‘Labors of Love’
Applications for admission to the Class of 2013 are on track to exceed last year’s – and possibly reach a record.
That's good news not only for the quality of the academic experience, but for the College's financial outlook.
Enrolling a strong class is the best way to maintain the quality and character of a Connecticut College education. And because the College is highly tuition-dependent, maintaining student enrollment is the highest financial priority.
In a recent memo to staff and faculty, President Higdon said the number of transfer students is strong, and that early decision data also look promising. But he cautioned that many enrollment factors are still unknown -- including the yield on admission decisions this spring and whether the economy will affect the number of students returning next fall.
Higdon said the College entered the downturn from a position of strength: with finances managed conservatively, staffing lean, and checks and balances that contain spending. Because of that, the College hasn't had to cut programs, freeze hiring or take steps that other colleges have announced in recent weeks.
"For the past decade we have been living within our institutional means and steadily strengthening the College’s balance sheet," Higdon said. The College isn't immune to the crisis but is in a strong position to absorb setbacks without affecting the quality of the educational experience.
The College's momentum is continuing:
* a new $8.5 million fitness center opens in August.
* the College has added two new faculty positions this year and is filling all vacancies.
* applications are near a record high, with strong marketing and outreach by the College.

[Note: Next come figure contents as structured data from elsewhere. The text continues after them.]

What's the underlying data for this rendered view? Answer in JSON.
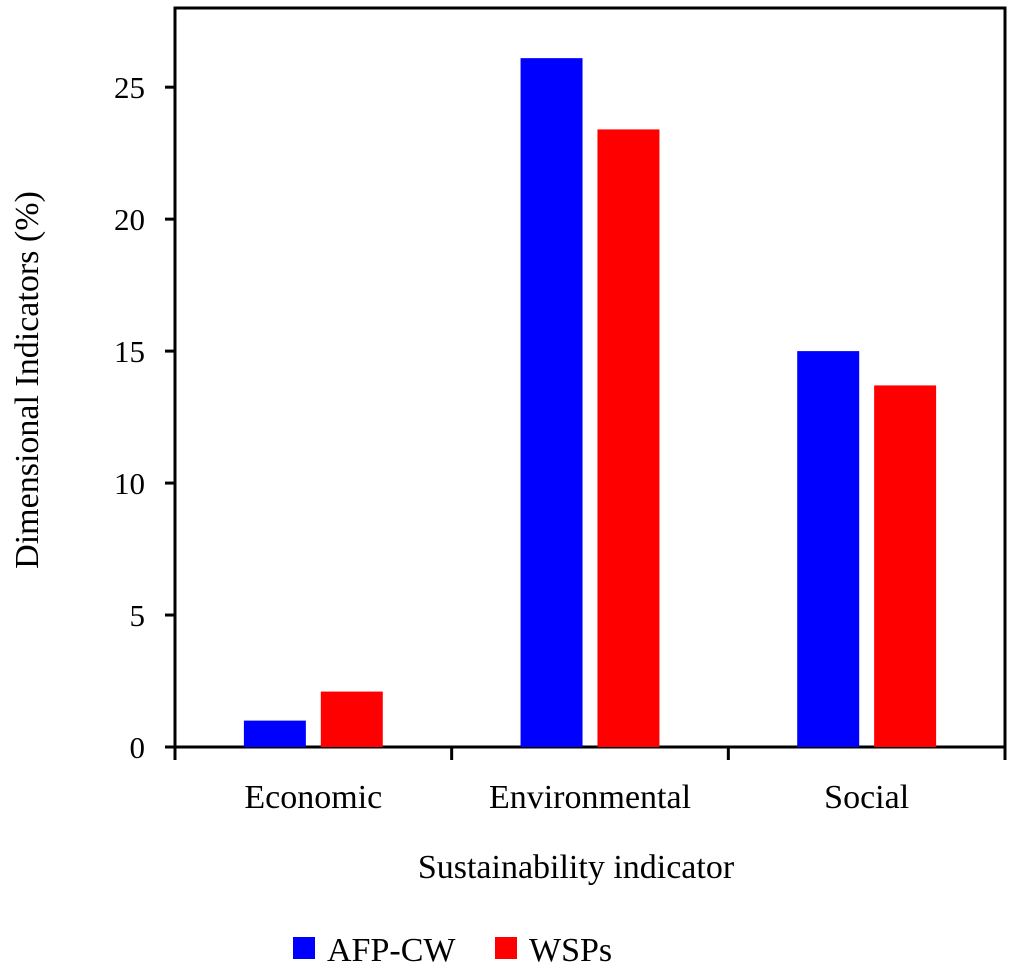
{
  "chart_data": {
    "type": "bar",
    "categories": [
      "Economic",
      "Environmental",
      "Social"
    ],
    "series": [
      {
        "name": "AFP-CW",
        "color": "#0000ff",
        "values": [
          1.0,
          26.1,
          15.0
        ]
      },
      {
        "name": "WSPs",
        "color": "#ff0000",
        "values": [
          2.1,
          23.4,
          13.7
        ]
      }
    ],
    "title": "",
    "xlabel": "Sustainability indicator",
    "ylabel": "Dimensional Indicators (%)",
    "ylim": [
      0,
      28
    ],
    "yticks": [
      0,
      5,
      10,
      15,
      20,
      25
    ],
    "grid": false,
    "legend_position": "bottom-center"
  }
}
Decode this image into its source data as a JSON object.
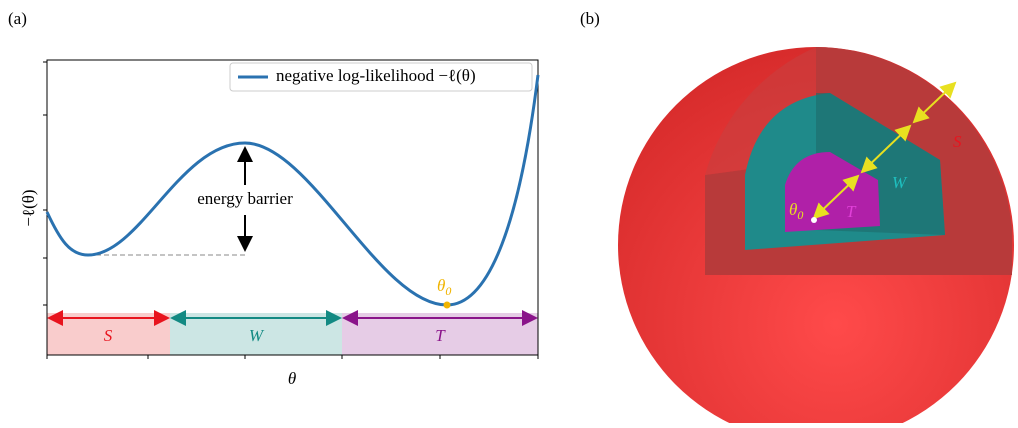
{
  "panel_a": {
    "tag": "(a)",
    "legend": "negative log-likelihood −ℓ(θ)",
    "y_label": "−ℓ(θ)",
    "x_label": "θ",
    "annotation": "energy barrier",
    "minimum": {
      "symbol": "θ",
      "subscript": "0"
    },
    "regions": [
      "S",
      "W",
      "T"
    ]
  },
  "panel_b": {
    "tag": "(b)",
    "regions": [
      "S",
      "W",
      "T"
    ],
    "center": {
      "symbol": "θ",
      "subscript": "0"
    }
  }
}
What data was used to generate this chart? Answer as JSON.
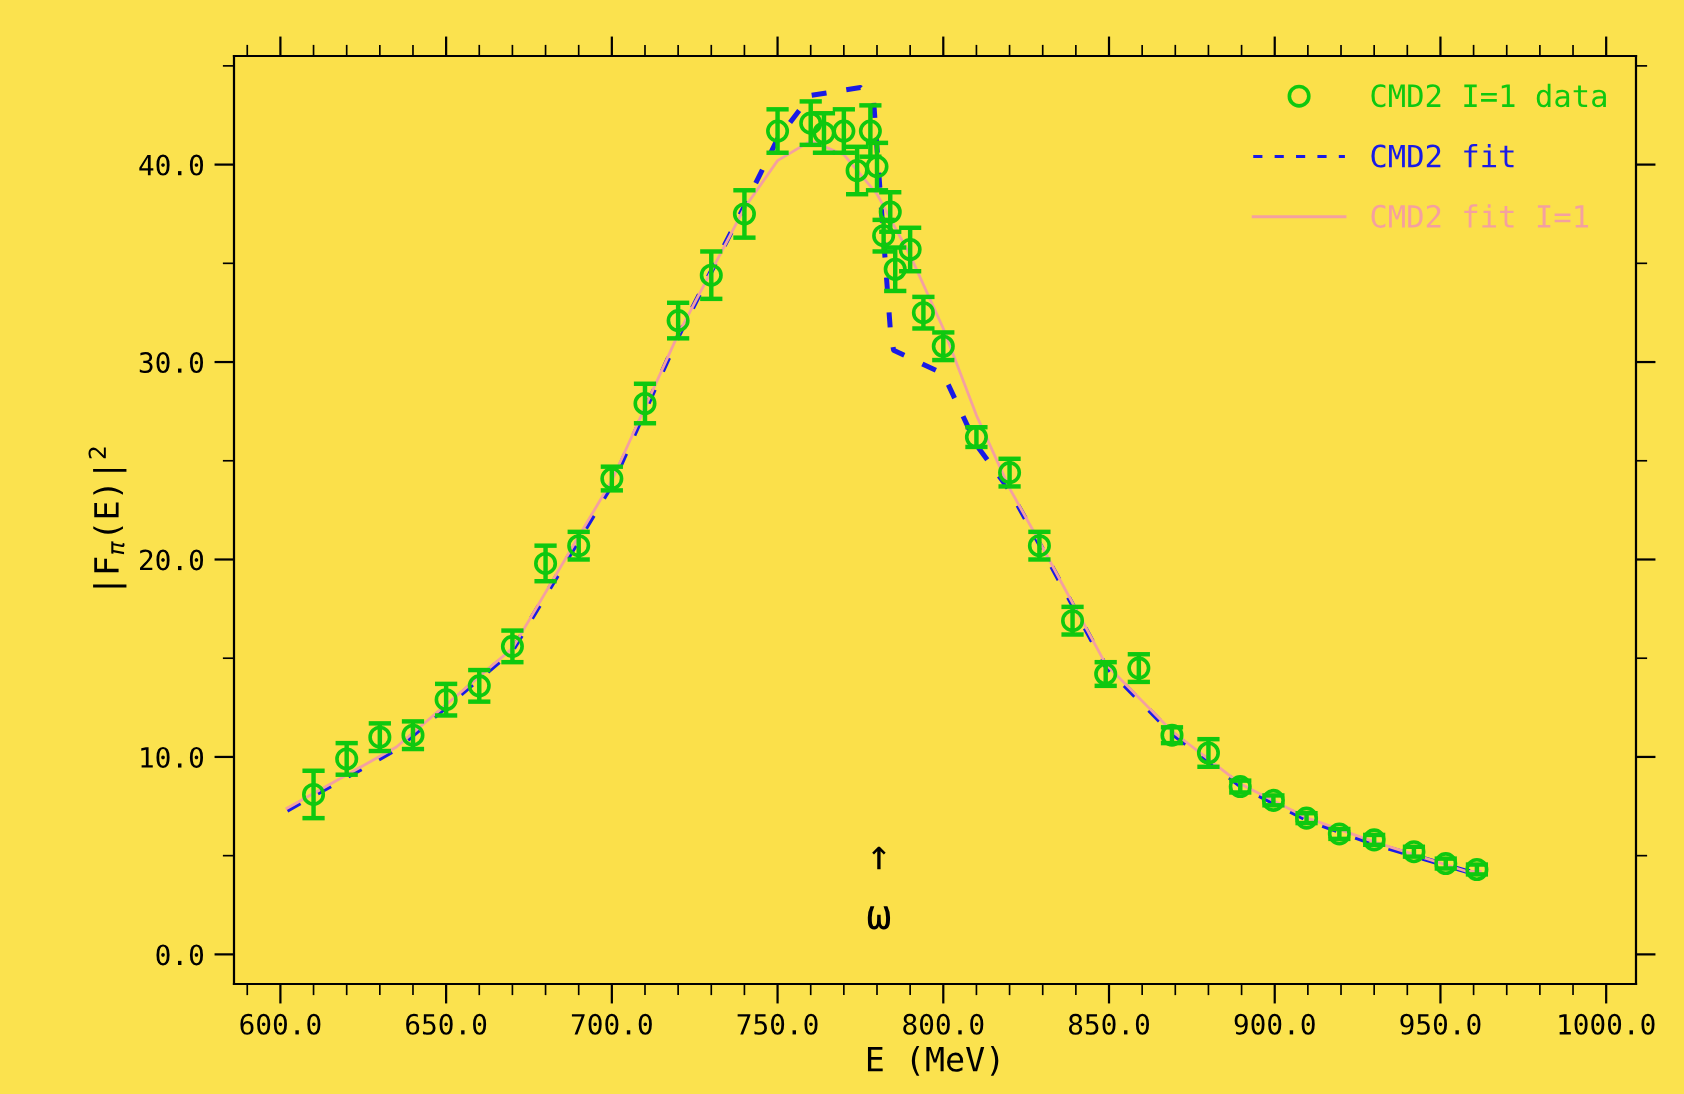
{
  "chart_data": {
    "type": "scatter",
    "xlabel": "E (MeV)",
    "ylabel": "|F$_{π}$(E)|$^{2}$",
    "xlim": [
      586,
      1009
    ],
    "ylim": [
      -1.5,
      45.5
    ],
    "xticks": [
      {
        "value": 600,
        "label": "600.0"
      },
      {
        "value": 650,
        "label": "650.0"
      },
      {
        "value": 700,
        "label": "700.0"
      },
      {
        "value": 750,
        "label": "750.0"
      },
      {
        "value": 800,
        "label": "800.0"
      },
      {
        "value": 850,
        "label": "850.0"
      },
      {
        "value": 900,
        "label": "900.0"
      },
      {
        "value": 950,
        "label": "950.0"
      },
      {
        "value": 1000,
        "label": "1000.0"
      }
    ],
    "yticks": [
      {
        "value": 0,
        "label": "0.0"
      },
      {
        "value": 10,
        "label": "10.0"
      },
      {
        "value": 20,
        "label": "20.0"
      },
      {
        "value": 30,
        "label": "30.0"
      },
      {
        "value": 40,
        "label": "40.0"
      }
    ],
    "grid": false,
    "legend": "top right",
    "annotations": [
      "↑\nω"
    ],
    "series": [
      {
        "name": "CMD2 I=1 data",
        "marker": "circle",
        "color": "#0fc80f",
        "x": [
          610,
          620,
          630,
          640,
          650,
          660,
          670,
          680,
          690,
          700,
          710,
          720,
          730,
          740,
          750,
          760,
          764,
          770,
          774,
          778,
          780,
          782,
          784,
          785.5,
          790,
          794,
          800,
          810,
          820,
          829,
          839,
          849,
          859,
          869,
          880,
          889.6,
          899.6,
          909.6,
          919.5,
          930,
          942,
          951.6,
          961
        ],
        "values": [
          8.1,
          9.9,
          11.0,
          11.1,
          12.9,
          13.6,
          15.6,
          19.8,
          20.7,
          24.1,
          27.9,
          32.1,
          34.4,
          37.5,
          41.7,
          42.1,
          41.6,
          41.7,
          39.7,
          41.7,
          39.9,
          36.4,
          37.6,
          34.7,
          35.7,
          32.5,
          30.8,
          26.2,
          24.4,
          20.7,
          16.9,
          14.2,
          14.5,
          11.1,
          10.2,
          8.5,
          7.8,
          6.9,
          6.1,
          5.8,
          5.2,
          4.6,
          4.3
        ],
        "errors": [
          1.2,
          0.8,
          0.7,
          0.7,
          0.8,
          0.8,
          0.8,
          0.9,
          0.7,
          0.6,
          1.0,
          0.9,
          1.2,
          1.2,
          1.1,
          1.1,
          1.0,
          1.1,
          1.2,
          1.3,
          1.2,
          0.8,
          1.0,
          1.1,
          1.1,
          0.8,
          0.7,
          0.5,
          0.7,
          0.7,
          0.7,
          0.6,
          0.7,
          0.4,
          0.7,
          0.3,
          0.25,
          0.25,
          0.25,
          0.25,
          0.25,
          0.25,
          0.25
        ]
      },
      {
        "name": "CMD2 fit",
        "type": "line",
        "line_style": "dashed",
        "color": "#1a1ae6",
        "x": [
          602,
          635,
          670,
          700,
          720,
          740,
          750,
          760,
          775,
          779,
          781,
          784,
          785,
          790,
          800,
          810,
          820,
          829,
          849,
          869,
          890,
          910,
          930,
          958,
          962
        ],
        "values": [
          7.3,
          10.4,
          15.4,
          23.8,
          31.3,
          37.9,
          41.3,
          43.5,
          43.9,
          43.2,
          38.5,
          31.7,
          30.6,
          30.2,
          29.4,
          25.8,
          23.5,
          20.8,
          14.6,
          11.2,
          8.5,
          6.8,
          5.6,
          4.2,
          4.2
        ]
      },
      {
        "name": "CMD2 fit I=1",
        "type": "line",
        "line_style": "solid",
        "color": "#f4a0a0",
        "x": [
          602,
          635,
          670,
          700,
          720,
          740,
          750,
          760,
          770,
          780,
          790,
          800,
          810,
          820,
          829,
          849,
          869,
          890,
          910,
          930,
          958,
          962
        ],
        "values": [
          7.4,
          10.5,
          15.5,
          24.0,
          31.4,
          37.8,
          40.2,
          41.2,
          40.5,
          38.5,
          35.4,
          31.7,
          27.3,
          23.6,
          20.9,
          14.7,
          11.3,
          8.6,
          6.9,
          5.7,
          4.2,
          4.2
        ]
      }
    ]
  }
}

To reduce the impact on students and families, the 2009-10 increase in the comprehensive fee will be smaller than in prior years, Higdon said. The College is also building higher contingencies into the budget, and is planning a $1.5 million increase in the financial aid budget for 2009-10 (more than double last year’s increase) to ensure that the College can continue to meet the full demonstrated need of students, including those whose families have been affected by the economy.